Personal Finance & Money Asked by Jack Casas on July 19, 2021
Company A and Company B want to merge
After merge, company A stock holders want to have between 51.1% and 51.9% of ownership, so company B holders have the rest
The problem is that Company A only has 1.000 shares Outstanding and company B has 20.000
Also market price of company A is $4 and company B has market price of $1
How can the merger be achieved with a stock for stock combination; meaning X shares of company A stock are exchanged for each share of company B stock
Also for merge to be accepted, company B needs to have a little premium. No cash involved.
Can this be achieved?. What would be the stock on stock ratio? What alternative solutions are there if the merger MUST take place?
It doesn't matter how many shares are outstanding for either company. What metters is the end number.
In the end the combined company will not have A + B shares, they will have what ever they need to make it work and to make the people who have to approve the transaction happy.

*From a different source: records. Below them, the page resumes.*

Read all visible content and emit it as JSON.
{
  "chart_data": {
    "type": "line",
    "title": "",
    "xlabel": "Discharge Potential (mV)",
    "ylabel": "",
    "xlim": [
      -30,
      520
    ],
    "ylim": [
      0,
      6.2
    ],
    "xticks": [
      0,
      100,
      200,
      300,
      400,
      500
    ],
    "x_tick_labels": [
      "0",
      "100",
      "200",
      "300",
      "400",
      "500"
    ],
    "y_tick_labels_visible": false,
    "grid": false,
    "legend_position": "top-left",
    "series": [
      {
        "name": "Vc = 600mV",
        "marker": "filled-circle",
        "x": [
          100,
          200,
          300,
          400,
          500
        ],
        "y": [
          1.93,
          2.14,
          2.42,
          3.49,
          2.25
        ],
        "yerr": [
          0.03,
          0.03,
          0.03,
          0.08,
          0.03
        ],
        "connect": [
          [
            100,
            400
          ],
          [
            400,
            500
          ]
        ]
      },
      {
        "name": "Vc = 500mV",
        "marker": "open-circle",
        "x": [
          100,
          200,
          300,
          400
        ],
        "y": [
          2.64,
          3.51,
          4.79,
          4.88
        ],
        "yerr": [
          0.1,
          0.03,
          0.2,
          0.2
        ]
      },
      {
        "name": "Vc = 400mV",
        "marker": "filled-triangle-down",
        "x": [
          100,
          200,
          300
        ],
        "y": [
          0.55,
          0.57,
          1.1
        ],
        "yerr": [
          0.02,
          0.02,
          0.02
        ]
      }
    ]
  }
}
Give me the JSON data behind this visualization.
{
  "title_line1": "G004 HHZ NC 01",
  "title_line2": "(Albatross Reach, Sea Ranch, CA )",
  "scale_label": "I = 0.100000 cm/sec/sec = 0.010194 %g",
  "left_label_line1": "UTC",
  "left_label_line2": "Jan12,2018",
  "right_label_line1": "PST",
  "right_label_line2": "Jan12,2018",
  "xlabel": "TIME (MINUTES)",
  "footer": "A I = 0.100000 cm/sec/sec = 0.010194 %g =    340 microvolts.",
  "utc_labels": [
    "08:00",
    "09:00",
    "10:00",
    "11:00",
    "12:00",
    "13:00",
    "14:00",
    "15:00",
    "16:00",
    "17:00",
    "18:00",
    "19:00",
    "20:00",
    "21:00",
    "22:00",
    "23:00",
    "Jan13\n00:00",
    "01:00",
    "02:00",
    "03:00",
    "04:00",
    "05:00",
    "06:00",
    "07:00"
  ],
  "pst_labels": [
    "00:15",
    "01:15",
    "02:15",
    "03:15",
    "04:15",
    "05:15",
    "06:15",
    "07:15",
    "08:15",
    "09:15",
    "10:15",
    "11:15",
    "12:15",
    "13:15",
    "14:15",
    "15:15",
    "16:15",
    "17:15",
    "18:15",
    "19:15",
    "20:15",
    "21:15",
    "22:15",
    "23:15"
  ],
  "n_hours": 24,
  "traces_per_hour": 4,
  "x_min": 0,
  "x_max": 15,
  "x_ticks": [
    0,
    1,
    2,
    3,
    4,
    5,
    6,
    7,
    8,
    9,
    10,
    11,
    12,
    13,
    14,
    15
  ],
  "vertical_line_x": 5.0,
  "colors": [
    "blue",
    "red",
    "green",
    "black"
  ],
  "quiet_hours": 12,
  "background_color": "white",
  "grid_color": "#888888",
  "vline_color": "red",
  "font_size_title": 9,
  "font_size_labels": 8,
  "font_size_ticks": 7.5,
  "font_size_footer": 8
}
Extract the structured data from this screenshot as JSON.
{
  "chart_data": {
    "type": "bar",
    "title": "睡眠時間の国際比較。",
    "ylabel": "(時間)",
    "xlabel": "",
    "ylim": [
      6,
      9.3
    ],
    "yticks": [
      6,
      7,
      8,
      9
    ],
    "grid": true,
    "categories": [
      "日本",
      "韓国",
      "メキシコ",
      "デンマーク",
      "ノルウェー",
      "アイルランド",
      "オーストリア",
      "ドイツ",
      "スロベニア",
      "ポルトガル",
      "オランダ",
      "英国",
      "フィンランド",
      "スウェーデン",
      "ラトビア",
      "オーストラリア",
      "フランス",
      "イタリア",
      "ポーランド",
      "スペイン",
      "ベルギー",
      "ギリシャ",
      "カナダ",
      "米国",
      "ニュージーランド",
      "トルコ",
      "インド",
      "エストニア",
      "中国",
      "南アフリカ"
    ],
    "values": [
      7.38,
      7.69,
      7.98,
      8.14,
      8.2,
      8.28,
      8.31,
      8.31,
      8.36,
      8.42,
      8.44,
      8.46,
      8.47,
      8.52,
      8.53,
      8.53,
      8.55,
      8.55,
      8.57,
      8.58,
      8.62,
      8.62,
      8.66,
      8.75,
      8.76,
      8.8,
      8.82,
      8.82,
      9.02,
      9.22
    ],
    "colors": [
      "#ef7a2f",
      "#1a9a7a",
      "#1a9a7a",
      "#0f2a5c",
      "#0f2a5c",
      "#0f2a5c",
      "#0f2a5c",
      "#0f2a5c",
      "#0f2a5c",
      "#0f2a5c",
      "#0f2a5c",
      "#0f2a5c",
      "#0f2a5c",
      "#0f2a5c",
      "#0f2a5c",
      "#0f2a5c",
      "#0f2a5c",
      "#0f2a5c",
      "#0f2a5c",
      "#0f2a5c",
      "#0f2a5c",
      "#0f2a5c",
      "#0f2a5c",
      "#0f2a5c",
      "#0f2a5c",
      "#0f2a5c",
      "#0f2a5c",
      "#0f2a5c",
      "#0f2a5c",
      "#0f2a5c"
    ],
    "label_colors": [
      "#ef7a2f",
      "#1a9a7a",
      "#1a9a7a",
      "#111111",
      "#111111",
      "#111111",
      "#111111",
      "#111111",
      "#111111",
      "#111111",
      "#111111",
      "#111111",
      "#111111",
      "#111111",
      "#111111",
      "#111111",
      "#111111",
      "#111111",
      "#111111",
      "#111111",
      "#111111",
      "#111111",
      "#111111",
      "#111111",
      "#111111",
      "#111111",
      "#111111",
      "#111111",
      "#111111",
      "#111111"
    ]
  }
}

They will perform two stock maneuvers:
After merge, company A stock holders want to have between 51.1% and 51.9% of ownership, so company B holders have the rest
The problem is that Company A only has 1.000 shares Outstanding and company B has 20.000
For example do a split of 53 shares of new A for every share of A. Now there are 53,000 shares of New A in those shareholders hands.
Exchange 2.5 shares of New A for every share of B. Now there are 50,000 shares in the hands of the former shareholders of B.
That means the people that used to own the A shares now have 53K of the 103K shares or 51.45%. In this case there would be no fractional shares.
Other numbers are possible, but if integers aren't used then cash will be needed to handle fractional shares.